Blockchain technology will reduce the time and complication involved in trade finance and supply-chain finance transactions by facilitating the verification process, according to Ping An’s executives, adding that some transaction times could be cut from two weeks to just a single day.
OneConnect’s technology is expected to improve the ability of small companies to access trade and supply-chain finance by reducing the cost of due diligence. The use of blockchain technology also brings the advantages of a decentralized ledger system to Hong Kong’s new trade finance platform, which includes improved resistance to hacking or fraud.
Lee Yuansiong, Ping An |
The HKMA initiative will also serve as a test ground for OneConnect’s overseas ambitions, says Lee. The Ping An subsidiary opened an office in Singapore earlier this year and employs nearly 100 staff outside China. OneConnect is more than just a subsidiary, Lee adds, describing it as a unicorn with a $7.5 billion valuation.
One area of disappointment is that these various successes are not reflected in Ping An’s valuation, Lee says. The company’s shares are listed in both Hong Kong and Shanghai; Ping An’s share price peaked at HK$98.5 ($12.55) on January 22, but had lost nearly a quarter of that by early September. It has a price-to-earnings ratio of 11.55, well below the average P/E ratio of 16.05 for insurance industry peers, according to Reuters.
“We are a financial services and technology company – that is how we see ourselves in five years,” Lee says. “Right now, the market is not giving us enough credit for our innovational financial and technology model, which is why I say we are undervalued.”
Charles Zhou, a Hong Kong-based financial services sector analyst with Credit Suisse, agrees. In an analyst report dated August 22, a day after Ping An’s interim results were released, he issued an ‘outperform’ rating on Ping An, estimating that the company share price has the potential to rise another 41% from the previous peak of HK$98.5.

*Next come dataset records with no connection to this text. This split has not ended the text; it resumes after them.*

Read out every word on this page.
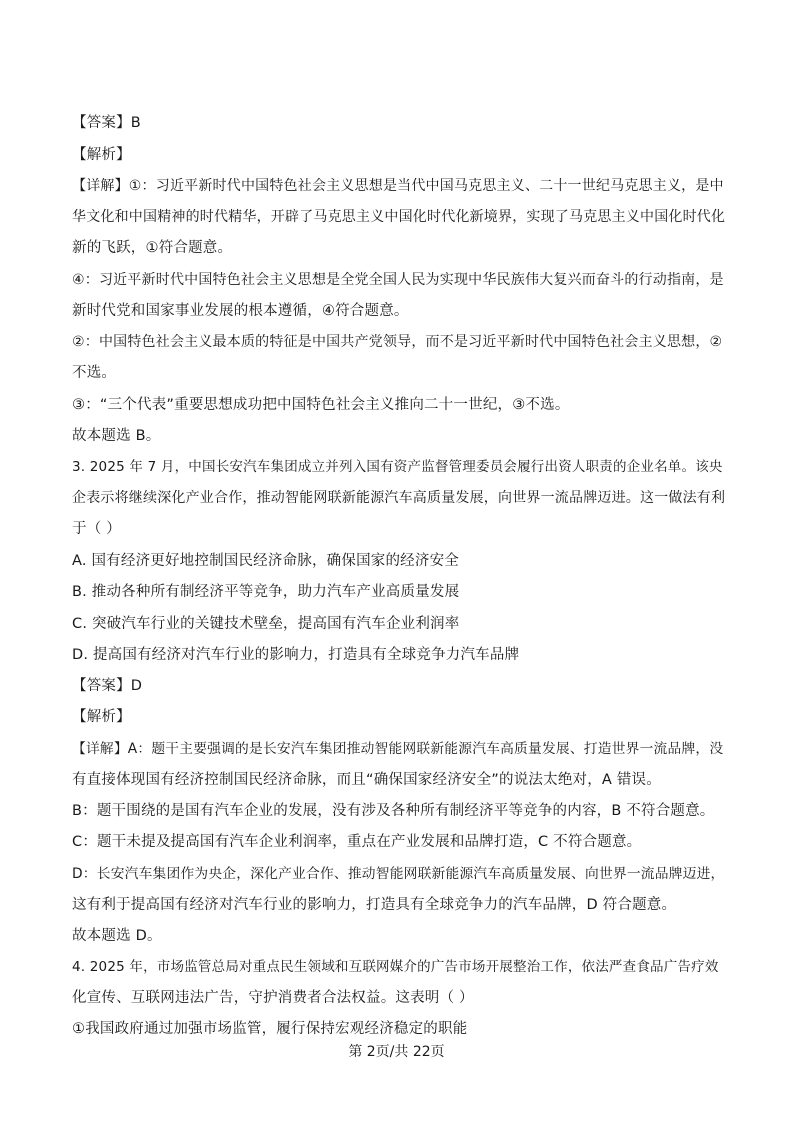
【答案】B
【解析】
【详解】①：习近平新时代中国特色社会主义思想是当代中国马克思主义、二十一世纪马克思主义，是中
华文化和中国精神的时代精华，开辟了马克思主义中国化时代化新境界，实现了马克思主义中国化时代化
新的飞跃，①符合题意。
④：习近平新时代中国特色社会主义思想是全党全国人民为实现中华民族伟大复兴而奋斗的行动指南，是
新时代党和国家事业发展的根本遵循，④符合题意。
②：中国特色社会主义最本质的特征是中国共产党领导，而不是习近平新时代中国特色社会主义思想，②
不选。
③：“三个代表”重要思想成功把中国特色社会主义推向二十一世纪，③不选。
故本题选 B。
3. 2025 年 7 月，中国长安汽车集团成立并列入国有资产监督管理委员会履行出资人职责的企业名单。该央
企表示将继续深化产业合作，推动智能网联新能源汽车高质量发展，向世界一流品牌迈进。这一做法有利
于（ ）
A. 国有经济更好地控制国民经济命脉，确保国家的经济安全
B. 推动各种所有制经济平等竞争，助力汽车产业高质量发展
C. 突破汽车行业的关键技术壁垒，提高国有汽车企业利润率
D. 提高国有经济对汽车行业的影响力，打造具有全球竞争力汽车品牌
【答案】D
【解析】
【详解】A：题干主要强调的是长安汽车集团推动智能网联新能源汽车高质量发展、打造世界一流品牌，没
有直接体现国有经济控制国民经济命脉，而且“确保国家经济安全”的说法太绝对，A 错误。
B：题干围绕的是国有汽车企业的发展，没有涉及各种所有制经济平等竞争的内容，B 不符合题意。
C：题干未提及提高国有汽车企业利润率，重点在产业发展和品牌打造，C 不符合题意。
D：长安汽车集团作为央企，深化产业合作、推动智能网联新能源汽车高质量发展、向世界一流品牌迈进，
这有利于提高国有经济对汽车行业的影响力，打造具有全球竞争力的汽车品牌，D 符合题意。
故本题选 D。
4. 2025 年，市场监管总局对重点民生领域和互联网媒介的广告市场开展整治工作，依法严查食品广告疗效
化宣传、互联网违法广告，守护消费者合法权益。这表明（ ）
①我国政府通过加强市场监管，履行保持宏观经济稳定的职能
第 2页/共 22页
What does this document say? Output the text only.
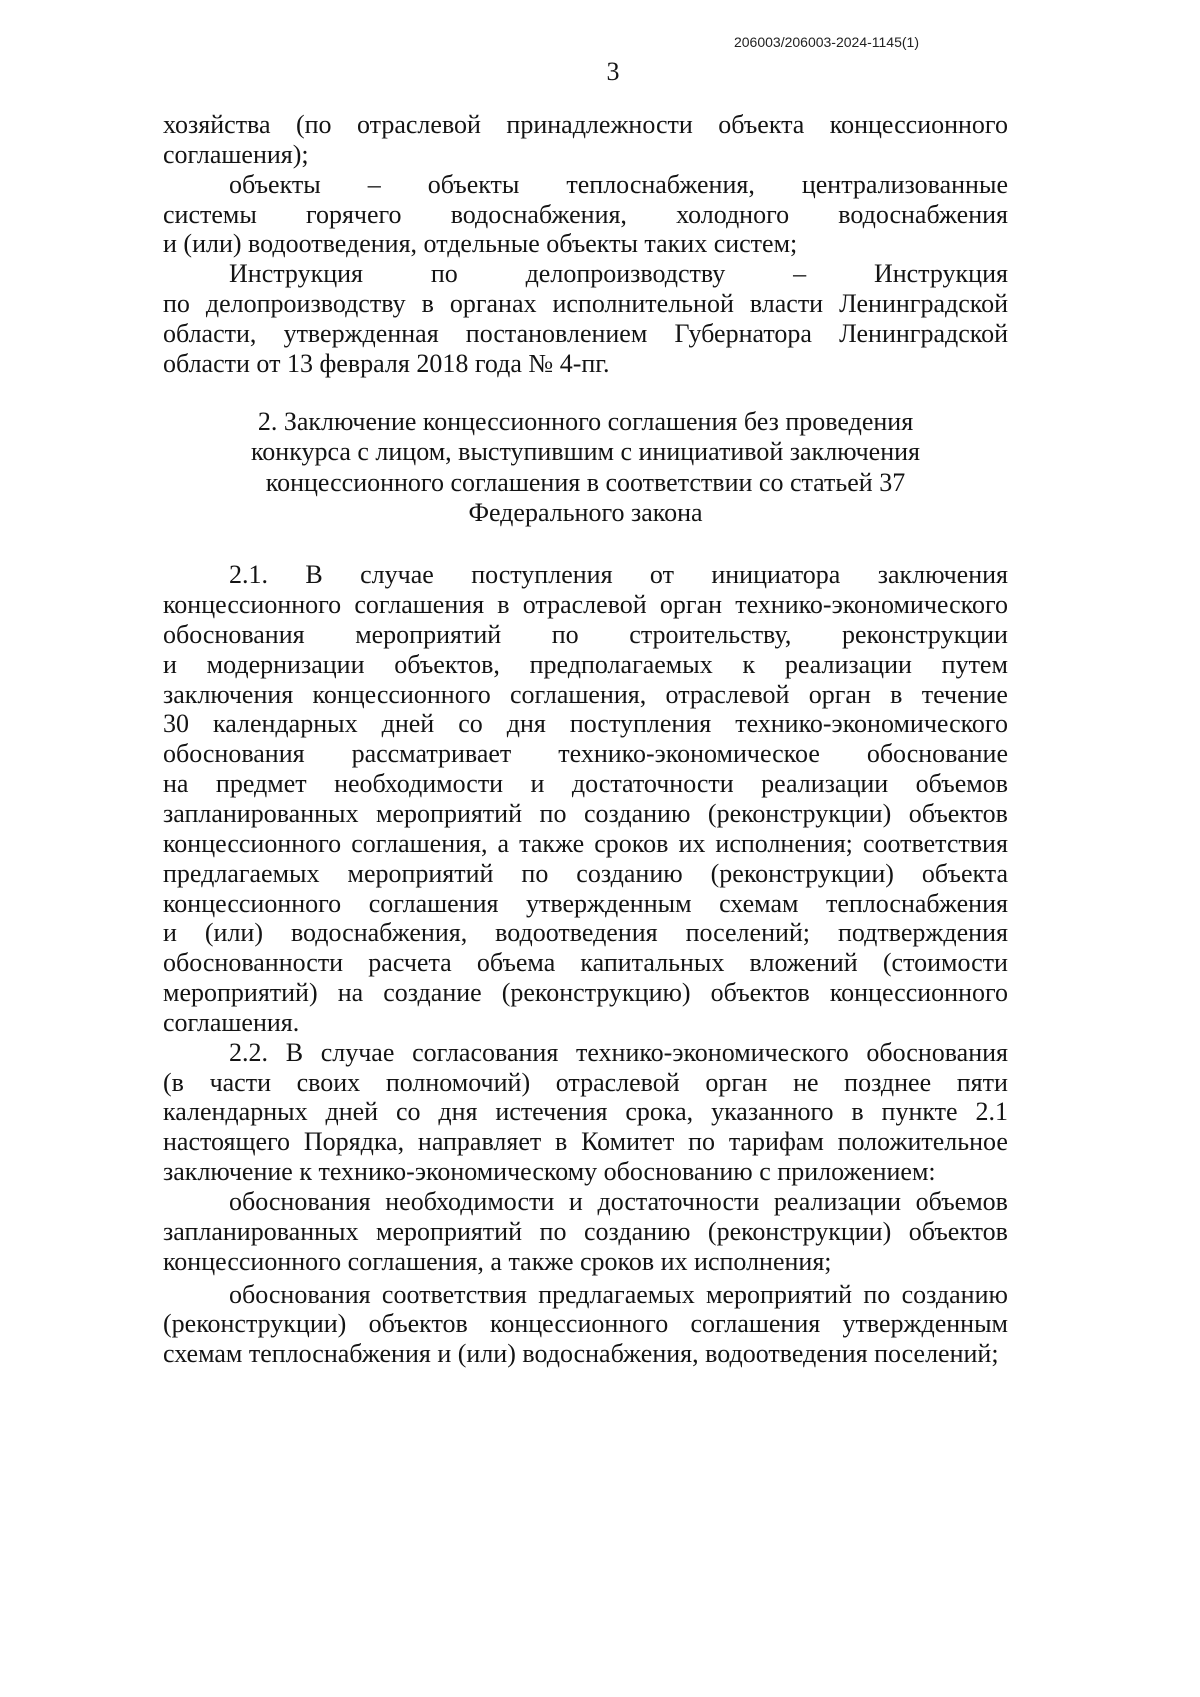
206003/206003-2024-1145(1)
3

хозяйства (по отраслевой принадлежности объекта концессионного
соглашения);

объекты – объекты теплоснабжения, централизованные
системы горячего водоснабжения, холодного водоснабжения
и (или) водоотведения, отдельные объекты таких систем;

Инструкция	по	делопроизводству	–	Инструкция
по делопроизводству в органах исполнительной власти Ленинградской
области, утвержденная постановлением Губернатора Ленинградской
области от 13 февраля 2018 года № 4-пг.

2. Заключение концессионного соглашения без проведения
конкурса с лицом, выступившим с инициативой заключения
концессионного соглашения в соответствии со статьей 37
Федерального закона

2.1. В случае поступления от инициатора заключения
концессионного соглашения в отраслевой орган технико-экономического
обоснования мероприятий по строительству, реконструкции
и модернизации объектов, предполагаемых к реализации путем
заключения концессионного соглашения, отраслевой орган в течение
30 календарных дней со дня поступления технико-экономического
обоснования рассматривает технико-экономическое обоснование
на предмет необходимости и достаточности реализации объемов
запланированных мероприятий по созданию (реконструкции) объектов
концессионного соглашения, а также сроков их исполнения; соответствия
предлагаемых мероприятий по созданию (реконструкции) объекта
концессионного соглашения утвержденным схемам теплоснабжения
и (или) водоснабжения, водоотведения поселений; подтверждения
обоснованности расчета объема капитальных вложений (стоимости
мероприятий) на создание (реконструкцию) объектов концессионного
соглашения.

2.2. В случае согласования технико-экономического обоснования
(в части своих полномочий) отраслевой орган не позднее пяти
календарных дней со дня истечения срока, указанного в пункте 2.1
настоящего Порядка, направляет в Комитет по тарифам положительное
заключение к технико-экономическому обоснованию с приложением:

обоснования необходимости и достаточности реализации объемов
запланированных мероприятий по созданию (реконструкции) объектов
концессионного соглашения, а также сроков их исполнения;

обоснования соответствия предлагаемых мероприятий по созданию
(реконструкции) объектов концессионного соглашения утвержденным
схемам теплоснабжения и (или) водоснабжения, водоотведения поселений;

Much will depend on the kind of deals that Larsen pulls off.
“We are starting to build some pretty good momentum,” Larsen says. “We have made some good investments, and we have a good pipeline of deals and innovation that we are sourcing that will be good for Ping An, relevant innovation from outside of China, and innovation that can inspire and help Ping An accelerate its trajectory for years to come.”